Other common concerns for those with diabetic neuropathy are foot injuries. Individuals with diabetic neuropathy often have diminished sensation in their feet, leaving them unable to notice foot wounds. When combined with the poor circulation that commonly affects those with neuropathy, minor foot injuries (such as a cut, blister or ulcer) may heal poorly and become infected, leading to serious complications that require foot amputation. It has always been very sad for me to see people who have suffered through an amputation that is so largely preventable.

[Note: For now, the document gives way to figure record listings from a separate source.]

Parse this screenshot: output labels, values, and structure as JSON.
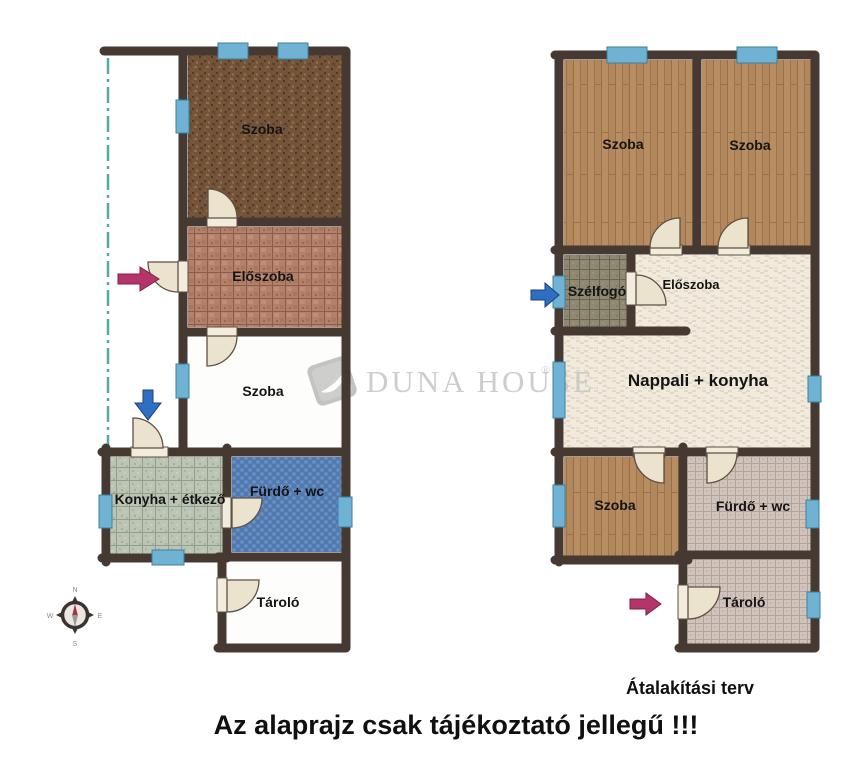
{
  "watermark": {
    "display": "DUNA HOUSE",
    "registered": "®"
  },
  "captions": {
    "right_plan": "Átalakítási terv",
    "disclaimer": "Az alaprajz csak tájékoztató jellegű !!!"
  },
  "compass": {
    "north": "N",
    "east": "E",
    "south": "S",
    "west": "W"
  },
  "plans": {
    "left": {
      "rooms": [
        {
          "label": "Szoba",
          "floor_color": "#73533a",
          "floor": "dark-carpet"
        },
        {
          "label": "Előszoba",
          "floor_color": "#b3806a",
          "floor": "terracotta-tile"
        },
        {
          "label": "Szoba",
          "floor_color": "#fdfdfb",
          "floor": "plain-white"
        },
        {
          "label": "Konyha + étkező",
          "floor_color": "#bcc4b4",
          "floor": "green-grid-tile"
        },
        {
          "label": "Fürdő + wc",
          "floor_color": "#5d85bb",
          "floor": "blue-mosaic"
        },
        {
          "label": "Tároló",
          "floor_color": "#fdfdfb",
          "floor": "plain-white"
        }
      ]
    },
    "right": {
      "rooms": [
        {
          "label": "Szoba",
          "floor_color": "#b88d61",
          "floor": "wood-planks"
        },
        {
          "label": "Szoba",
          "floor_color": "#b88d61",
          "floor": "wood-planks"
        },
        {
          "label": "Szélfogó",
          "floor_color": "#8f8873",
          "floor": "khaki-tile"
        },
        {
          "label": "Előszoba",
          "floor_color": "#f1eadd",
          "floor": "cream-parquet"
        },
        {
          "label": "Nappali + konyha",
          "floor_color": "#f1eadd",
          "floor": "cream-parquet"
        },
        {
          "label": "Szoba",
          "floor_color": "#b88d61",
          "floor": "wood-planks"
        },
        {
          "label": "Fürdő + wc",
          "floor_color": "#cfc3bb",
          "floor": "pink-grid-tile"
        },
        {
          "label": "Tároló",
          "floor_color": "#cfc3bb",
          "floor": "pink-grid-tile"
        }
      ]
    }
  },
  "arrows": [
    {
      "plan": "left",
      "direction": "right",
      "color": "#b5356b"
    },
    {
      "plan": "left",
      "direction": "down",
      "color": "#2f6fc1"
    },
    {
      "plan": "right",
      "direction": "right",
      "color": "#2f6fc1"
    },
    {
      "plan": "right",
      "direction": "right",
      "color": "#b5356b"
    }
  ],
  "colors": {
    "wall": "#463931",
    "window": "#6fb2d3",
    "door": "#ece3cf",
    "boundary_dash": "#53aca4",
    "watermark_text": "#c8c8c8"
  }
}
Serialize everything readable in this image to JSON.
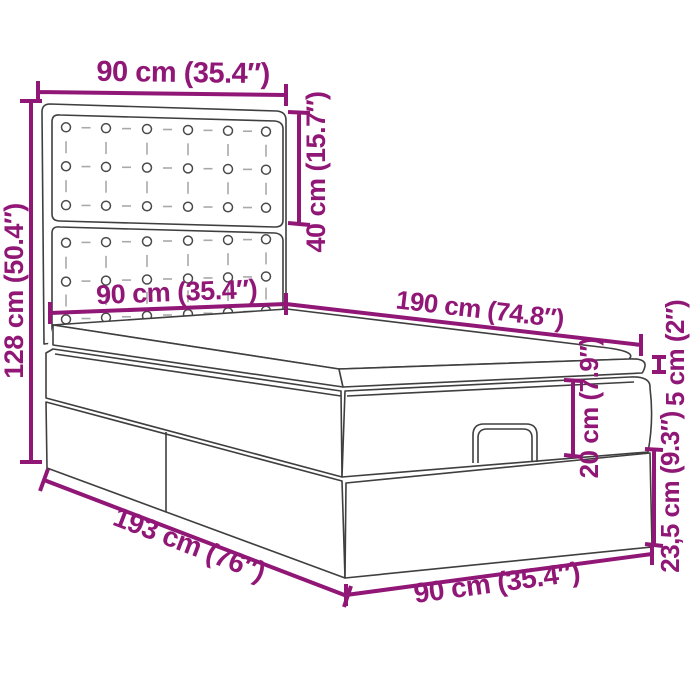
{
  "diagram": {
    "subject": "ottoman storage bed with tufted headboard - dimension drawing",
    "colors": {
      "dimension_color": "#911777",
      "outline_color": "#3F3F3F",
      "background": "#FFFFFF"
    },
    "dimensions": {
      "headboard_width": "90 cm (35.4″)",
      "headboard_panel_height": "40 cm (15.7″)",
      "overall_height": "128 cm (50.4″)",
      "bed_surface_width": "90 cm (35.4″)",
      "surface_length": "190 cm (74.8″)",
      "mattress_thickness": "5 cm (2″)",
      "frame_height": "20 cm (7.9″)",
      "base_height": "23,5 cm (9.3″)",
      "overall_length": "193 cm (76″)",
      "base_width": "90 cm (35.4″)"
    }
  }
}
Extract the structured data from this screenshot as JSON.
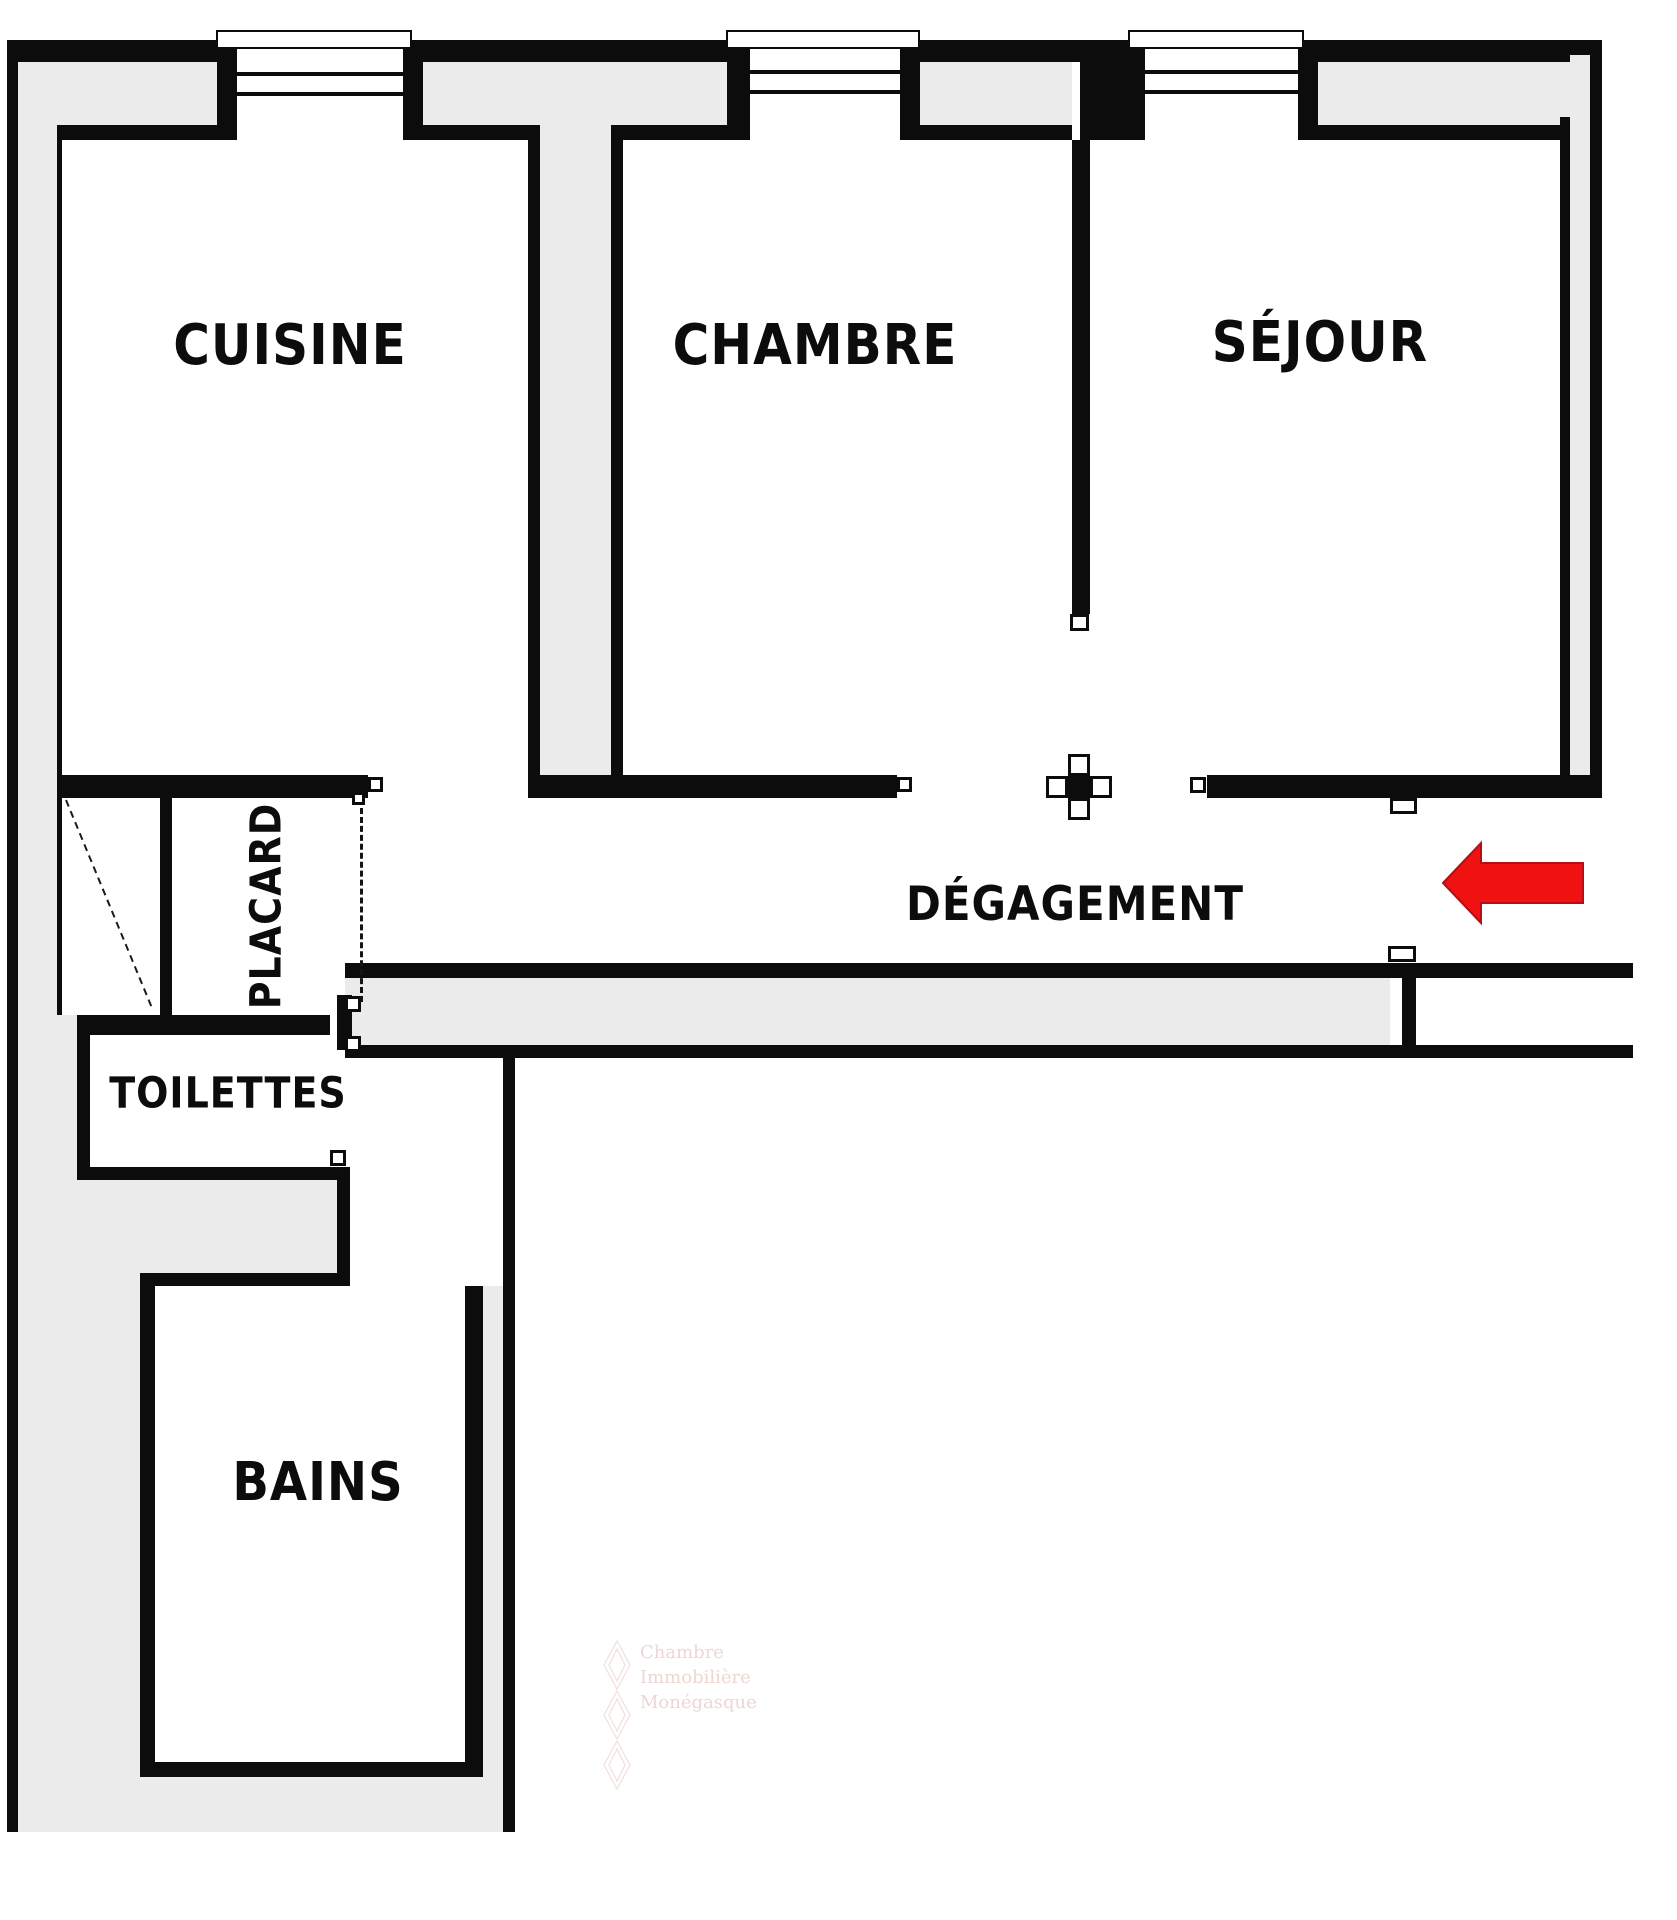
{
  "title": "Plan d'appartement",
  "colors": {
    "wall": "#0c0c0c",
    "poche": "#ebebeb",
    "bg": "#ffffff",
    "arrow_red": "#f01111",
    "watermark": "#eed6d3"
  },
  "rooms": {
    "cuisine": "CUISINE",
    "chambre": "CHAMBRE",
    "sejour": "SÉJOUR",
    "degagement": "DÉGAGEMENT",
    "placard": "PLACARD",
    "toilettes": "TOILETTES",
    "bains": "BAINS"
  },
  "watermark": {
    "line1": "Chambre",
    "line2": "Immobilière",
    "line3": "Monégasque"
  }
}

Here are a few tips to prevent or slow the progression of diabetic neuropathy:

  1. Control blood sugar levels. Research has shown that good glycemic control can reduce neuropathy by up to 60 percent. Testing glucose levels at home can help caregivers and consumers make daily nutrition decisions as well as identify any problem areas that need some work.
  2. Take medications as prescribed. Since diabetes often does not have noticeable symptoms, many consumers may not see the importance of taking their medication daily. However, it is very important to take diabetes and blood pressure medications as prescribed to consistently manage these risk factors.
  3. Use proper foot care to prevent future problems. Feet should be checked once a day for blisters, cuts, cracks, sores, redness, tenderness or swelling. Consumers may need help from caregivers to assist with this task. Foot exams should be scheduled at least once a year. A doctor or podiatrist can inspect feet for early signs of nerve damage, poor circulation or other foot problems.

Although both consumers and live-in caregivers can be affected by diabetes complications, consumers may need additional assistance from caregivers to prevent or slow neuropathy progression. After all, caregivers are often responsible for nutrition choices, assuring adherence to medications, assisting with foot care and hygiene, and making sure consumers get to regularly scheduled doctor's appointments. With dedication and patience, caregivers and consumers can avoid and limit multiple diabetes complications, such as diabetic neuropathy.